The errnum field in <service>.start response messages MUST be set to zero, even if the response indicates an error. Otherwise, the message payload could not include the job ID since RFC 6 defines the payload of an error response to be optional error text.
The job manager SHALL treat a conventional Flux error response to <service>.start with a nonzero errnum field as an execution service fatality, and SHALL not send further requests to the execution service until it receives a new job-manager.exec-hello request.

The other RPCs behave conventionally.

Hello

The Flux execution service SHALL register a service name with the job manager on initialization. This service MAY be job-exec or another name. The execution service calls the job-manager.exec-hello RPC whose request payload SHALL be a JSON object containing with one REQUIRED key:

service: (string) execution service name

Example:

{
  "service": "job-exec"
}

If an execution service is already loaded, the job manager SHALL allow the new one to override it.

The response payload SHALL be empty on success. The job manager SHALL issue a failure response if any jobs have an outstanding start request to an existing execution service. The execution service SHALL treat a failure response to exec-hello as fatal.

Start Request

Once the execution service is registered, the job manager SHALL send <service>.start requests for any jobs that have been allocated resources. Each start request begins a streaming RPC that remains active while the job is running. The request payload SHALL be a JSON object containing the following REQUIRED keys:

id: (integer) the job ID
userid: (integer) the submitting userid
jobspec: (object) jobspec object (RFC 14)
reattach: (boolean) Set to True if broker has been restarted and job should still be running.

Example:

{
  "id": 1552593348,
  "userid": 5588,
  "jobspec": {},
  "reattach": false,
}

The response payload SHALL be a JSON object containing the following REQUIRED keys:

id: (integer) the job ID, used by the job manager to match the response back to the request
type: (string) the type of response (see below)
data: (object) type-dependent data (see below)

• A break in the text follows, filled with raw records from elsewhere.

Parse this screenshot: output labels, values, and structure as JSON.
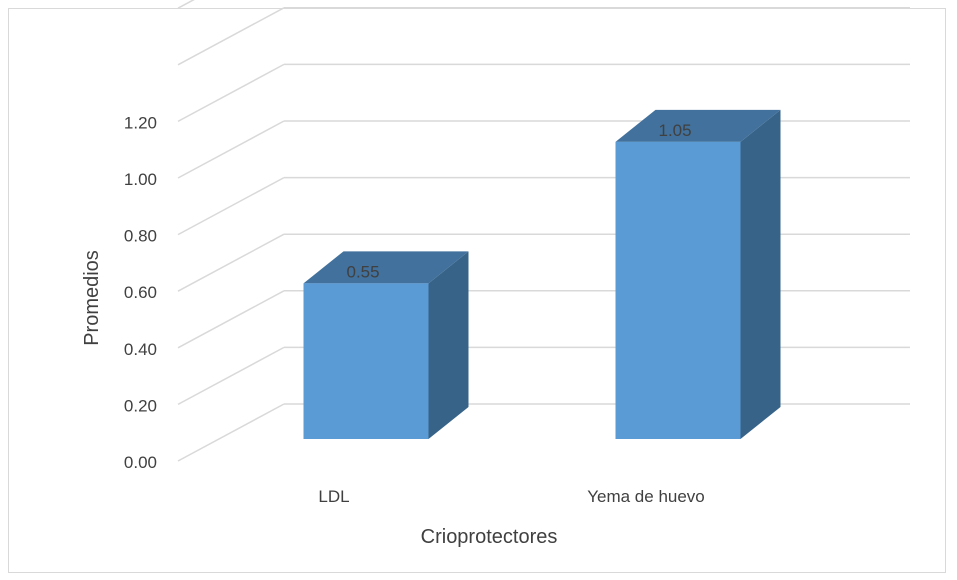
{
  "chart_data": {
    "type": "bar",
    "title": "",
    "xlabel": "Crioprotectores",
    "ylabel": "Promedios",
    "categories": [
      "LDL",
      "Yema de huevo"
    ],
    "series": [
      {
        "values": [
          0.55,
          1.05
        ],
        "data_labels": [
          "0.55",
          "1.05"
        ]
      }
    ],
    "ylim": [
      0,
      1.6
    ],
    "ytick_labels": [
      "0.00",
      "0.20",
      "0.40",
      "0.60",
      "0.80",
      "1.00",
      "1.20"
    ],
    "grid": true,
    "style": "3d-column",
    "colors": {
      "bar_front": "#5b9bd5",
      "bar_top": "#41719c",
      "bar_side": "#376389",
      "grid": "#d9d9d9",
      "text": "#404040"
    }
  }
}
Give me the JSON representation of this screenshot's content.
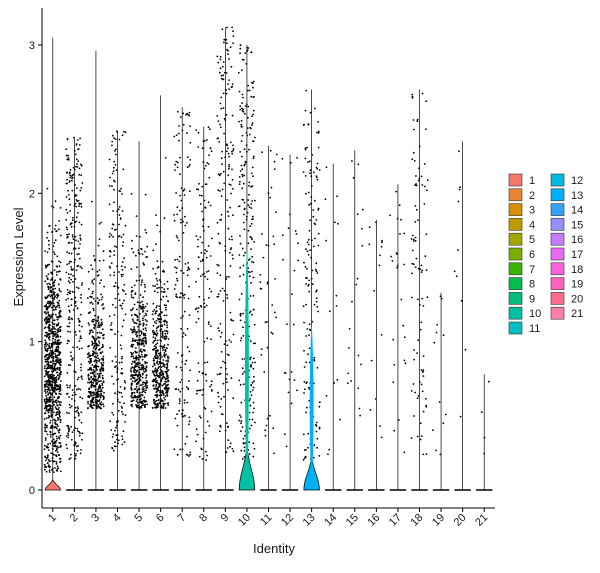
{
  "chart_data": {
    "type": "violin",
    "title": "",
    "xlabel": "Identity",
    "ylabel": "Expression Level",
    "ylim": [
      -0.1,
      3.2
    ],
    "yticks": [
      0,
      1,
      2,
      3
    ],
    "grid": false,
    "legend_position": "right",
    "categories": [
      "1",
      "2",
      "3",
      "4",
      "5",
      "6",
      "7",
      "8",
      "9",
      "10",
      "11",
      "12",
      "13",
      "14",
      "15",
      "16",
      "17",
      "18",
      "19",
      "20",
      "21"
    ],
    "colors": [
      "#F8766D",
      "#EA8331",
      "#D89000",
      "#C09B00",
      "#A3A500",
      "#7CAE00",
      "#39B600",
      "#00BB4E",
      "#00BF7D",
      "#00C1A3",
      "#00BFC4",
      "#00BAE0",
      "#00B0F6",
      "#35A2FF",
      "#9590FF",
      "#C77CFF",
      "#E76BF3",
      "#FA62DB",
      "#FF62BC",
      "#FF6C91",
      "#FF7DA8"
    ],
    "max_values": [
      3.05,
      2.38,
      2.96,
      2.42,
      2.35,
      2.66,
      2.58,
      2.45,
      3.12,
      3.0,
      2.32,
      2.26,
      2.7,
      2.2,
      2.29,
      1.82,
      2.06,
      2.7,
      1.33,
      2.35,
      0.78
    ],
    "cells_expressing": [
      900,
      300,
      420,
      190,
      420,
      430,
      150,
      130,
      190,
      270,
      40,
      25,
      150,
      15,
      20,
      15,
      25,
      90,
      12,
      10,
      4
    ],
    "zero_violin_height": [
      0.07,
      0,
      0,
      0,
      0,
      0,
      0,
      0,
      0,
      0.3,
      0,
      0,
      0.23,
      0,
      0,
      0,
      0,
      0,
      0,
      0,
      0
    ],
    "expressed_violin": {
      "10": [
        0.05,
        1.6
      ],
      "13": [
        0.05,
        1.1
      ]
    }
  }
}
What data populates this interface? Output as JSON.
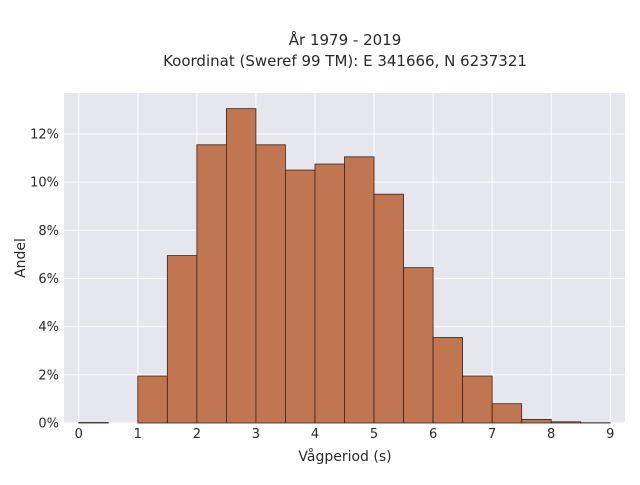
{
  "chart_data": {
    "type": "bar",
    "title": "År 1979 - 2019",
    "subtitle": "Koordinat (Sweref 99 TM): E 341666, N 6237321",
    "xlabel": "Vågperiod (s)",
    "ylabel": "Andel",
    "bin_width": 0.5,
    "bins": [
      {
        "start": 0.0,
        "value": 0.02
      },
      {
        "start": 0.5,
        "value": 0.0
      },
      {
        "start": 1.0,
        "value": 1.95
      },
      {
        "start": 1.5,
        "value": 6.95
      },
      {
        "start": 2.0,
        "value": 11.55
      },
      {
        "start": 2.5,
        "value": 13.05
      },
      {
        "start": 3.0,
        "value": 11.55
      },
      {
        "start": 3.5,
        "value": 10.5
      },
      {
        "start": 4.0,
        "value": 10.75
      },
      {
        "start": 4.5,
        "value": 11.05
      },
      {
        "start": 5.0,
        "value": 9.5
      },
      {
        "start": 5.5,
        "value": 6.45
      },
      {
        "start": 6.0,
        "value": 3.55
      },
      {
        "start": 6.5,
        "value": 1.95
      },
      {
        "start": 7.0,
        "value": 0.8
      },
      {
        "start": 7.5,
        "value": 0.15
      },
      {
        "start": 8.0,
        "value": 0.05
      },
      {
        "start": 8.5,
        "value": 0.01
      }
    ],
    "xticks": [
      "0",
      "1",
      "2",
      "3",
      "4",
      "5",
      "6",
      "7",
      "8",
      "9"
    ],
    "yticks": [
      "0%",
      "2%",
      "4%",
      "6%",
      "8%",
      "10%",
      "12%"
    ],
    "xlim": [
      -0.25,
      9.25
    ],
    "ylim": [
      0,
      13.7
    ],
    "grid": true,
    "bar_color": "#c07650",
    "bar_edge_color": "#3a2418",
    "plot_background": "#e6e6ee"
  }
}
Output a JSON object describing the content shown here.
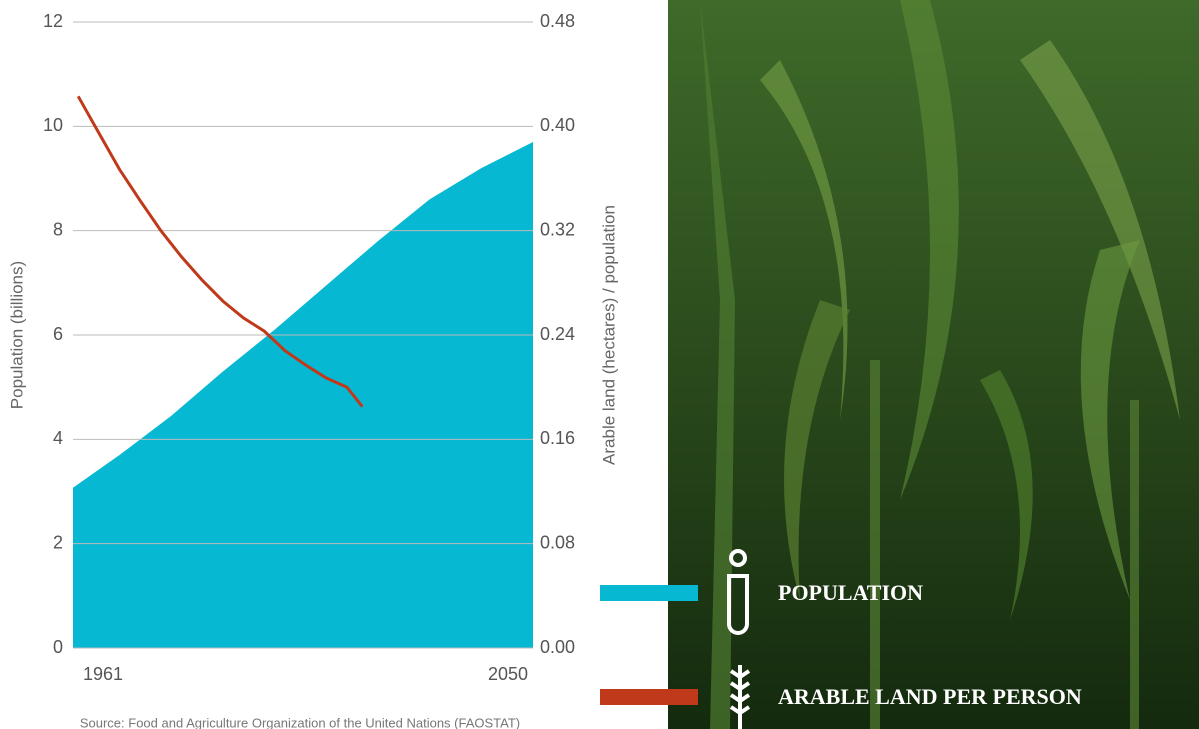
{
  "chart_data": {
    "type": "area-line",
    "ylabel": "Population (billions)",
    "y2label": "Arable land (hectares) / population",
    "source": "Source: Food and Agriculture Organization of the United Nations (FAOSTAT)",
    "xlim": [
      1961,
      2050
    ],
    "xticks": [
      1961,
      2050
    ],
    "ylim": [
      0,
      12
    ],
    "yticks": [
      0,
      2,
      4,
      6,
      8,
      10,
      12
    ],
    "y2lim": [
      0,
      0.48
    ],
    "y2ticks": [
      {
        "value": 0,
        "label": "0.00"
      },
      {
        "value": 0.08,
        "label": "0.08"
      },
      {
        "value": 0.16,
        "label": "0.16"
      },
      {
        "value": 0.24,
        "label": "0.24"
      },
      {
        "value": 0.32,
        "label": "0.32"
      },
      {
        "value": 0.4,
        "label": "0.40"
      },
      {
        "value": 0.48,
        "label": "0.48"
      }
    ],
    "grid": true,
    "series": [
      {
        "name": "POPULATION",
        "color": "#06b8d2",
        "kind": "area",
        "x": [
          1961,
          1970,
          1980,
          1990,
          2000,
          2010,
          2020,
          2030,
          2040,
          2050
        ],
        "values": [
          3.07,
          3.7,
          4.45,
          5.3,
          6.1,
          6.95,
          7.8,
          8.6,
          9.2,
          9.7
        ]
      },
      {
        "name": "ARABLE LAND PER PERSON",
        "color": "#c0391b",
        "kind": "line",
        "axis": "y2",
        "x": [
          1962,
          1966,
          1970,
          1974,
          1978,
          1982,
          1986,
          1990,
          1994,
          1998,
          2002,
          2006,
          2010,
          2014,
          2017
        ],
        "values": [
          0.423,
          0.395,
          0.367,
          0.343,
          0.32,
          0.3,
          0.282,
          0.266,
          0.253,
          0.243,
          0.228,
          0.217,
          0.207,
          0.2,
          0.185
        ]
      }
    ]
  }
}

There are four response types:

start

Indicates that the job shells have started. data is an empty object. Example:

{
  "id": 1552593348,
  "type": "start",
  "data": {},
}

release

Release R fragment to job-manager. data contains two keys: ranks (string), an idset representing subset of execution targets whose resources may be released; and final (boolean) a flag indicating whether all the job’s execution targets have now been released. Example:

{
  "id": 1552593348,
  "type": "release",
  "data": {
    "ranks": "0-2",
    "final": true,
  },
}

exception

Raise an exception on the job as described in RFC 21. data contains two required keys: severity (integer), the exception severity; and type (string), the exception type. A third key, note (string), is a human readable description of the exception which the job manager SHALL include in the exception context if present. Example:

{
  "id": 1552593348,
  "type": "exception",
  "data": {
    "severity": 0,
    "type": "timeout",
    "note": "resource allocation expired",
  },
}

finish

Job is complete. data contains one required key: status (integer), the numerically greatest wait status returned by the set of job shells. If the first severity 0 exception event includes a wait_status field, that value SHALL be converted to shell exit status form (i.e. 128 plus signal number for a signal-terminated task, or the exit code otherwise) and used in place of the numerically greatest shell wait status. Example:

{
  "id": 1552593348,
  "type": "finish",
  "data": {
    "status": 143,
  },
}

An exception response MAY be sent at any point. start and/or finish responses MAY be omitted depending on when a fatal exception occurs. The execution service MUST always send a release response with final set to True. The final release response SHALL be the last response sent by the execution service for a given job ID and is interpreted as “end of stream” by the job manager.